I don't use Spotify because they pay artists half as much as other platforms, because they paid Joe Rogan $100 million dollars to platform nazis, because their CEO contributes money to AI-based warfare. My choice to use Deezer isn't fixing the problems with Spotify. But it does mean I'm not contributing to the hellscape that is Spotify, and it means I'm contributing more money to artists than I would on Spotify. Plus, it was a super easy switch that has almost no impact on my life.

If everyone tried to do the right thing, and was willing to educate themselves (or participate in a community that advises them) on issues of the world, we would not have the problems we do today.

But it's also not that simple, I know. I pay taxes when I shop at stores. Those taxes help fund foreign wars and the genocide in Gaza and the ICE Nazis in our streets. I drive a pickup truck that uses gas. I watch hella YouTube videos, generating ad revenue for Google, a company that participates in warfare, builds LLMs, and violates everyone's privacy.

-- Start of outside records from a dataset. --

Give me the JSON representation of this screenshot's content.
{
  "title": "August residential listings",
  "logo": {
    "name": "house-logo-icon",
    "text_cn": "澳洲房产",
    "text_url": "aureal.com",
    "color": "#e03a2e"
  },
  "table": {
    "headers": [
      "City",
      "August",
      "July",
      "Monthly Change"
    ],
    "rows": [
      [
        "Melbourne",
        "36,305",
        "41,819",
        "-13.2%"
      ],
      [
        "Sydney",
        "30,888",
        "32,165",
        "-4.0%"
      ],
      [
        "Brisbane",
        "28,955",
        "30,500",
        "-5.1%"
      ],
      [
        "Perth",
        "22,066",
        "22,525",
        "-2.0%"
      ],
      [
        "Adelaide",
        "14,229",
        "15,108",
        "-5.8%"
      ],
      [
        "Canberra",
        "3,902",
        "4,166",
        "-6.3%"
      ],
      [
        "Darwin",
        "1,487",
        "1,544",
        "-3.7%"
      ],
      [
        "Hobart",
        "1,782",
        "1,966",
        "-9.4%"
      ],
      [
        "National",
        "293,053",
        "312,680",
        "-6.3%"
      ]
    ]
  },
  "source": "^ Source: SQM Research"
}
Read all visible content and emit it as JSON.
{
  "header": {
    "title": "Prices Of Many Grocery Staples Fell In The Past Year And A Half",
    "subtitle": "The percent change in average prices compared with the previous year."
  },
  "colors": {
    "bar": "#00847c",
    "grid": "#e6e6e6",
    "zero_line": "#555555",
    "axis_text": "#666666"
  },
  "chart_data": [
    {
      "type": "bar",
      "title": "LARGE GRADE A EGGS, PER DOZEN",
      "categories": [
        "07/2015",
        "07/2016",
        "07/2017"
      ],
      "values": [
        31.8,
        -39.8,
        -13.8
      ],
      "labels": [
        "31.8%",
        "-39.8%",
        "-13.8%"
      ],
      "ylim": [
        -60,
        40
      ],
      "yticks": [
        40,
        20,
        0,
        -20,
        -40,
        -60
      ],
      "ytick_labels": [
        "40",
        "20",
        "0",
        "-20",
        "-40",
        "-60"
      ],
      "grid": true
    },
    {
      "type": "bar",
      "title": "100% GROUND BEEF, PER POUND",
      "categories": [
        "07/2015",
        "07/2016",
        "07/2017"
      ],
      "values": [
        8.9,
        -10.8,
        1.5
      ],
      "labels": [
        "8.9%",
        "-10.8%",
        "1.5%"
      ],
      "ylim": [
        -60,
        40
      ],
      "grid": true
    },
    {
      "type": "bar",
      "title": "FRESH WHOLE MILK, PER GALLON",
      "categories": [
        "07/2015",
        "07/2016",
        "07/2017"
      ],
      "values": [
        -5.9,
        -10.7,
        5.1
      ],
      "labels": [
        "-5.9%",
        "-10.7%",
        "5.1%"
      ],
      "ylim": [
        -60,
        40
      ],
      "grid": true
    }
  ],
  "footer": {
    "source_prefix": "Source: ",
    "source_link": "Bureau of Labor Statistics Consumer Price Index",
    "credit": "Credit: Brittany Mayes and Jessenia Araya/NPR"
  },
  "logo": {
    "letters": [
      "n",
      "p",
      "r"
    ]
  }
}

I am not innocent. I also contribute to the hellscape. I am not a big fan of purity tests. But I am a big fan of doing the right thing when you can. But perhaps it is unfair for me to decide that "there's not a viable alternative to YouTube" justifies my usage of it, and then suggest that you are unjustified in using AI. I think its more likely that my use of YouTube is unjustified and the moral, ethical thing would be to stop using. Maybe I'll think more deeply on this in the next few months.

At the very least, I ask that you consider the information I've shared today, and reflect upon your participation in this system. I don't share any of this to shame or judge you. I share this to inform you and to advocate for a better world and to ask you to participate in the better world. If you choose to use AI, it is my duty to give you grace, respect your choice, accept you, and let you be.

Take your time. Even if you're willing to hate AI with me, you don't need to make that decision today. Sleep on it.


Like I said about my post on Animal Agriculture:

I'm coming to think the root of all evil is not money nor power, but complacency and compartmentalization.


Please read my followup post, "Grammar Nazi", where I challenge the moral prescriptivism I display in this post.


Edit: I FORGOT TO MENTION - I watch Neural Viz. This is a YouTube channel which uses generative AI to create videos. It seems the person behind these videos is doing creative work, even if depending on AI to generate the product. This (Neural Viz) is my one personal exception for using and consuming generative AI. I also agree, in a rational sense, with my argument above that this is immoral. And I'm deeply uncomfortable about this. And almost unwilling to look at it honestly. I feel somewhat justified too. I'm not going to stop watching/supporting Neural Viz. Make of that what you will. It definitely makes me somewhat of a hypocrite. I'd still decommission all the ai-related data centers TODAY though, even if it meant no more Neural Viz.